The future of six Polk County schools hinge on the next few months.
Each of the schools listed below have been graded with D’s or F’s for the past three years.
If the trend continues, the school district says it will be forced to put a private operator in charge.
It basically all comes down to this Jun, when schools will get their grades for the 2017-18 school year.
If the schools, individually, make a C grade or higher, nothing will happen.
However, if their grade comes back low again, the school board has decided a private operator will take control.
This is just one of three options the board must make when a school continues down a bad grade trend for three years or more in a row.
“I’m frustrated, I’m frustrated because I feel like my kids school is doing well,” Travis Thompson said it’s not for for his sixth grade son, who is excelling at Lake Alfred Polytech Academy.
Thompson says his son’s school is doing anything but failing.
We asked what kind of grades his son makes.
“My kid has all A’s maybe a B here and there,” Thompson said.
Thompson specifically placed his sixth grader in a school, he knew he rated low, because of the outstanding programs offered.
But according to this list, all of the schools have done poorly for three consecutive years.
- Bartow Middle
- Garner Elementary
- Kathleen Middle
- Lake Alfred Polytech Academy
- Lake Marion Creek Middle
“The staff is so engaged, the kids are so engaged, it’s heartbreaking to see them be drug through this,” Thompson said.
When this trend comes up, the state mandates the district to choose to either close the school and transfer students; close the school and reopen it as a charter school or hand it over to an external operator.
“We are putting everything we can in there right now to make sure that the schools make it in June to a ‘C’ so they are not up underneath and external operator,” Jacqueline Byrd, the Polk County School Board Superintendent said.
The school says if it had a choice, they would not choose any of the options, especially because it will likely cost the district hundreds of thousands of dollars.
The superintendent estimates it could cost at least $300,000 per school, possibly more.
“I believe the state is forcing a decision that the district if left up to its own devices did not feel it needed to make,” Marianne Capoziello, with the Polk Education Association says she does not agree with a bill Governor Rick Scott signed last year.

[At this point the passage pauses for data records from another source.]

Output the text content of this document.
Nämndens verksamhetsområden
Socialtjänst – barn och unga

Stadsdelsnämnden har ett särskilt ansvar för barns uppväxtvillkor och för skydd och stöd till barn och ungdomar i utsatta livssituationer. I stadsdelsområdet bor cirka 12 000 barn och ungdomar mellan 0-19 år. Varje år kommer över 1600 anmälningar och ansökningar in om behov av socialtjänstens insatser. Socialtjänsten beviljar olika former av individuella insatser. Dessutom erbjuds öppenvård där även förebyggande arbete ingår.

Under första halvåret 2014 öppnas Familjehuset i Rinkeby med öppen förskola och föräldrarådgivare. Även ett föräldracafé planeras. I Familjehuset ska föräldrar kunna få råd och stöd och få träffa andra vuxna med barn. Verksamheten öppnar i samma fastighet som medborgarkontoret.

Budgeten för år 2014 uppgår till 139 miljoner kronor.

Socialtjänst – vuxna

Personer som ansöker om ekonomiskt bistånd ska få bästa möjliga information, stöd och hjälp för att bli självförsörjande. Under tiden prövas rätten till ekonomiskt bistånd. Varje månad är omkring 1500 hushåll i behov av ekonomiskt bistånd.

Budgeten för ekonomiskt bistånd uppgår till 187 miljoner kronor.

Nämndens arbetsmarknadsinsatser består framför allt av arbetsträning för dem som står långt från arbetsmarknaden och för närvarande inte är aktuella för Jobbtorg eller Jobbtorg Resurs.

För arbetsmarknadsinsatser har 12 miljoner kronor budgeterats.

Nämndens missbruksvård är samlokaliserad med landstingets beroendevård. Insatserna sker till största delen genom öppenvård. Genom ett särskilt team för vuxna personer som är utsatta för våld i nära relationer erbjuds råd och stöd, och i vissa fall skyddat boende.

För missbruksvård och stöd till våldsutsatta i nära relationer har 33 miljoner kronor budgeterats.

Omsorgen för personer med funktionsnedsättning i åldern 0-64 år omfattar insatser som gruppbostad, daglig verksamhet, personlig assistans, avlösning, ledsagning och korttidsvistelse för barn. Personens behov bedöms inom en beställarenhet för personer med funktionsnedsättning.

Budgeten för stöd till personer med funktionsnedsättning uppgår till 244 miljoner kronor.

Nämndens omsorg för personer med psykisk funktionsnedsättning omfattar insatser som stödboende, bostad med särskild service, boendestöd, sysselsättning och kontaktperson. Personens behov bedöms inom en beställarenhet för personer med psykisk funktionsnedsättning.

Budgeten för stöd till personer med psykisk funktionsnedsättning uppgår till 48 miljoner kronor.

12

In the bill, it forces school districts to choose from the above options when schools continue to fail.
Parents say a repercussion for the schools, and most importantly, the kids.
“To see this happen it’s like a gut punch, I don’t understand why this is happening,” Thompson said.
The Polk County superintendent says she is confident that the schools will grade a C or above come June, siting the staff and teachers have been working extremely hard to dig themselves out of a hole.